Эта фотография всегда стояла у мамы на этажерке.
В Вагановское ее не приняли из-за висячих коленок. Но подъем, прыжок, но шаг, говорили, да, звезды шарахаются, такой шаг, если бы не висячие коленки. И еще рост. Обещает быть выше нормы.
Селекционный отбор мама не прошла, хотя тут же прекратила расти, показывая тем самым, на какие жертвы готова была ради искусства. Печально, когда такая самоотверженность оказывается невостребованной, это может убить любую мечту, веру в людей, если не в жизнь. Но, вероятно, все же не может.
Мама танцевала чардаш, и венгерку, и русскую плясовую в Доме культуры профсоюзов. Перед областным концертом – так даже ночами. А потом гастроли по трудовым коллективам, музыкальный фестиваль в Костомукше, знакомство с Народным театром Англии, цветы и дипломы – дома валилась в постель без ужина.
В пять утра подъем, на почту, ветераны писали жалобы в ЦК: почему, разлепив утром не прыгливые уже веки, бегут они по знакомой с детства лестнице за глотком последних партийных новостей, как к кислородной подушке, и обнаруживают ящики пустыми? Каждый день живут, можно сказать, как последний, а и тот в условиях саботажа им не мил. После этого их стали уважать еще больше. Поэтому, не спи почтальон, надевай на пальчик пупырчатую резинку, листай, сортируй и вперед по гробовым улицам, чтобы успеть к первому завтраку ветерана.
Мама относилась к своей работе весело, ноги легкие. Вечером тем более – снова чардаш, полька, краковяк; разноцветные ленты, лайковые сапожки, пылающие лица партнеров. И дома она ни секунды не сидела на месте, продолжала танцевать.
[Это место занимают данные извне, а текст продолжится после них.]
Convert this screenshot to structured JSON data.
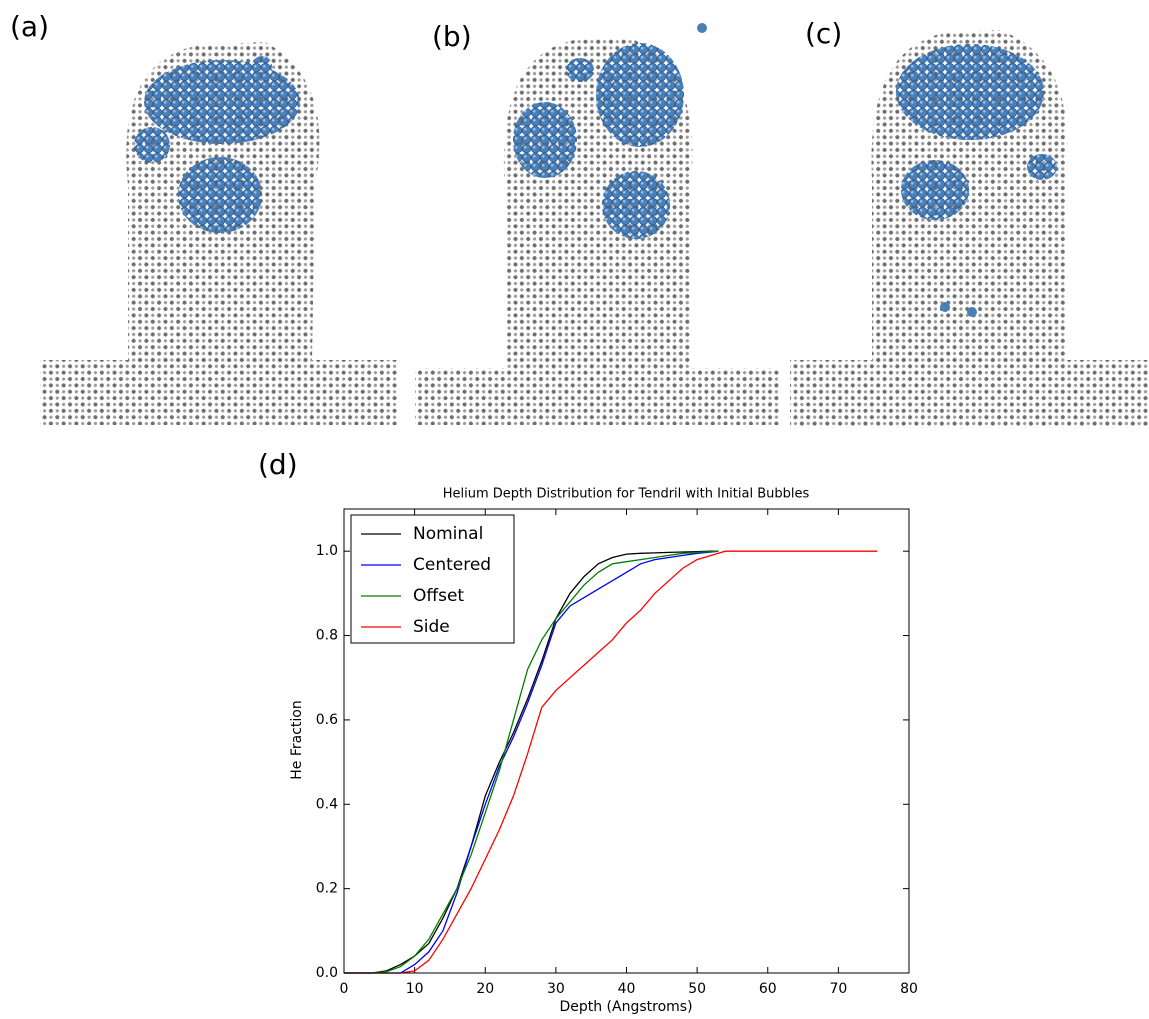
{
  "panel_labels": [
    "(a)",
    "(b)",
    "(c)",
    "(d)"
  ],
  "chart_data": {
    "type": "line",
    "title": "Helium Depth Distribution for Tendril with Initial Bubbles",
    "x_label": "Depth (Angstroms)",
    "y_label": "He Fraction",
    "x": [
      0,
      4,
      6,
      8,
      10,
      12,
      14,
      16,
      18,
      20,
      22,
      24,
      26,
      28,
      30,
      32,
      34,
      36,
      38,
      40,
      42,
      44,
      46,
      48,
      50,
      52,
      53,
      54,
      60,
      70,
      75.5
    ],
    "series": [
      {
        "name": "Nominal",
        "color": "#000000",
        "values": [
          0,
          0,
          0.005,
          0.02,
          0.04,
          0.07,
          0.13,
          0.2,
          0.3,
          0.42,
          0.5,
          0.57,
          0.65,
          0.74,
          0.84,
          0.9,
          0.94,
          0.97,
          0.985,
          0.993,
          0.995,
          0.996,
          0.997,
          0.998,
          0.999,
          1.0,
          1.0,
          null,
          null,
          null,
          null
        ]
      },
      {
        "name": "Centered",
        "color": "#0000ff",
        "values": [
          0,
          0,
          0,
          0,
          0.02,
          0.05,
          0.1,
          0.19,
          0.3,
          0.4,
          0.49,
          0.56,
          0.64,
          0.73,
          0.83,
          0.87,
          0.89,
          0.91,
          0.93,
          0.95,
          0.97,
          0.98,
          0.985,
          0.99,
          0.995,
          0.998,
          1.0,
          null,
          null,
          null,
          null
        ]
      },
      {
        "name": "Offset",
        "color": "#008000",
        "values": [
          0,
          0,
          0.003,
          0.015,
          0.04,
          0.08,
          0.14,
          0.2,
          0.28,
          0.38,
          0.48,
          0.6,
          0.72,
          0.79,
          0.84,
          0.88,
          0.92,
          0.95,
          0.97,
          0.975,
          0.98,
          0.985,
          0.99,
          0.995,
          0.997,
          0.999,
          1.0,
          null,
          null,
          null,
          null
        ]
      },
      {
        "name": "Side",
        "color": "#ff0000",
        "values": [
          0,
          0,
          0,
          0,
          0.005,
          0.03,
          0.08,
          0.14,
          0.2,
          0.27,
          0.34,
          0.42,
          0.52,
          0.63,
          0.67,
          0.7,
          0.73,
          0.76,
          0.79,
          0.83,
          0.86,
          0.9,
          0.93,
          0.96,
          0.98,
          0.99,
          0.995,
          1.0,
          1.0,
          1.0,
          1.0
        ]
      }
    ],
    "xlim": [
      0,
      80
    ],
    "xticks": [
      0,
      10,
      20,
      30,
      40,
      50,
      60,
      70,
      80
    ],
    "ylim": [
      0,
      1.1
    ],
    "yticks": [
      {
        "value": 0,
        "label": "0.0"
      },
      0.2,
      0.4,
      0.6,
      0.8,
      {
        "value": 1,
        "label": "1.0"
      }
    ],
    "grid": false,
    "legend": "upper left"
  }
}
Круглое лицо ее, какое бывает у молодых поварих, оставляло после себя в комнатах световую дорожку. Во мне мешались досада и восторг, как будто я наблюдал карнавал из-за садовой ограды.
Вдохновение искусства и вдохновение любви питаются, видимо, из одних живых и мертвых источников, только вот осложнения после этого разные, и, главное, такая путаница. Не только в голове зрителя, между прочим, но и у самого участника. Ничье сердце не признается своему взволнованному обладателю, что именно привело его в великое смятение: достоинство предмета любви или его двойничество с шедевром, разбудившие генетическую память ритмы танцев или дыхание и мускулистое объятие партнера? Для самого носителя экстаза это, конечно, квазипроблема, а наблюдатель, напротив, очень даже, бывает, настойчив в смысле прикосновения к правде. Отец трагически сомневался, что лицо мамы светится вдохновением одного только искусства.
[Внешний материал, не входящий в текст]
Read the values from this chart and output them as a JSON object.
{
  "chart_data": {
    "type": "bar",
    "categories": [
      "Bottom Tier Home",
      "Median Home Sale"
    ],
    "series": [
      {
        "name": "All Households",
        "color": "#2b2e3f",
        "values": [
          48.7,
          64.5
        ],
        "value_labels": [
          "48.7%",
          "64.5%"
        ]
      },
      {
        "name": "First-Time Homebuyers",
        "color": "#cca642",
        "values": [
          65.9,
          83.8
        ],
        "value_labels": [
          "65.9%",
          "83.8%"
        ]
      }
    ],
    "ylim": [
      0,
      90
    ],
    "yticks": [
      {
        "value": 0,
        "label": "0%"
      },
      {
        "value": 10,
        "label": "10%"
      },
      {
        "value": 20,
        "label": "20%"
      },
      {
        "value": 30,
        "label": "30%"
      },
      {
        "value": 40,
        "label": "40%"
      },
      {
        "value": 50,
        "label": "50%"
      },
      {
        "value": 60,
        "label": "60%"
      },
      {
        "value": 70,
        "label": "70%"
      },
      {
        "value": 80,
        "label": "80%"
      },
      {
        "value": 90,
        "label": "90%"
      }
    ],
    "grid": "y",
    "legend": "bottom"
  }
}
Маминым партнером по танцам был Аркадий И. Ващин, который запомнился мне не только смоляными волосами и тем, что скосил один глаз и по-офицерски боднул каблук о каблук, когда мама нас знакомила, но и тем, что был на голову выше папы, так выгодно выше, что я едва не заплакал. Отец сразу его не полюбил. Кому приятно смотреть на другого снизу вверх? К тому же мама и во сне продолжала танцевать с этим красавцем и с несвойственной ей требовательностью шептала в ухо папе: «Какаша, здесь нежнее!» Тут и менее злобивый человек мог за сутки превратиться в мизантропа. С каждой новой маминой гастролью отец запивал. Он пел и плакал, хохотал, пугая младенцев, которых сам тут же успокаивал вымышленной колыбельной:
Всё казалось ему одушевленным – деревья, кошки, муравьи, со всеми он заговаривал, делясь остроумными, как ему казалось, наблюдениями над тщетой красоты и безнадежностью смысла. В своем пьяном антропоморфизме он доходил иногда до экстаза почти религиозного, чем страшно меня пугал.
Угу-люлю, тебя люблю.
Коты и люди тебя любят.
И стакан, и подстаканник
за тобою поскакали.
Молока наливают,
доброй ночи желают.
И звезду кладут в кровать,
до которой не достать.
«Мы не понимаем? – пытал он вождя муравьев, пересадив того к себе на ладонь. – И мы не понимаем. Спрашивай, гордый человек». Схватив в саду за рукав проходившего мимо старичка с шахматной доской, наставлял его по-соседски: «Через все деревья пропущен ток. С ножом – кору там, веточку – ни-ни! И внукам скажи. Ударит».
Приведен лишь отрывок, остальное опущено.